Au pays des génies et des esprits, le qualificatif est approprié. « Dans ce pays où les gens n'ont rien, poursuivait-il, on sait être heureux. C'est pourquoi j'ai choisi de rester. Il existe comme ça dans le monde des petits paradis, et pour moi, le Niger en est un : c'est le désert, un paradis et le rire. Dans ce pays, les gens n'ont pas peur de la mort, car ils admettent que la mort est nécessaire pour que la vie existe ; nos civilisations occidentales, elles, vivent dans la terreur de ce qui va se passer après la mort. » Rouch, fasciné par les mythes, les rites et les légendes portées par le fleuve et les falaises - deux fractures majeures de la géographie physique de cette région -, aura consacré sa vie à les observer et les référencer avec sa caméra, qu'il utilise comme un stylo. Il filme comme d'autres prennent des notes, sans idées préconçues, sans scénario et en essayant d'interpréter le moins possible.

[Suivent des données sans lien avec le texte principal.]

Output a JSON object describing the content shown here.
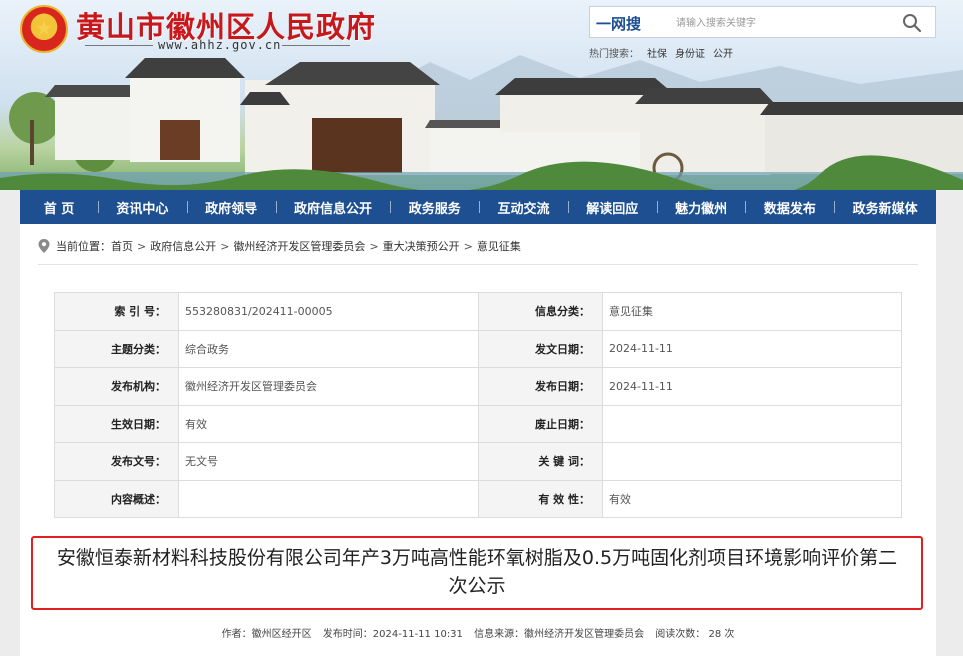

Tout commence en 1946. Jean Rouch part avec ses deux amis Jean Savy et Pierre Ponty pour une expédition exceptionnelle : la descente du fleuve Niger en pirogue de la source au Golfe de Guinée, sur plus de 4 200 kilomètres. Le voyage dure environ neuf mois et Rouch filme les paysages, la savane, le fleuve, les sociétés... Il sait à peine se servir de sa caméra, mais qu'importe, il apprend au fur et à mesure qu'il tourne, il comprend en même temps qu'il filme et surtout quand il remonte sa caméra, « le plus lentement possible, disait-il, pour réfléchir à ce que je viens de tourner et prévoir comment je vais tourner la suite ». Rouch est un cinéaste progressif, il n'anticipe pas, laisse les scènes se dérouler librement sous sa caméra : c'est un bricoleur génial qui ne construit pas son oeuvre, mais qui la laisse se construire au gré de ce qu' il découvre sur les terrains de ses tournages.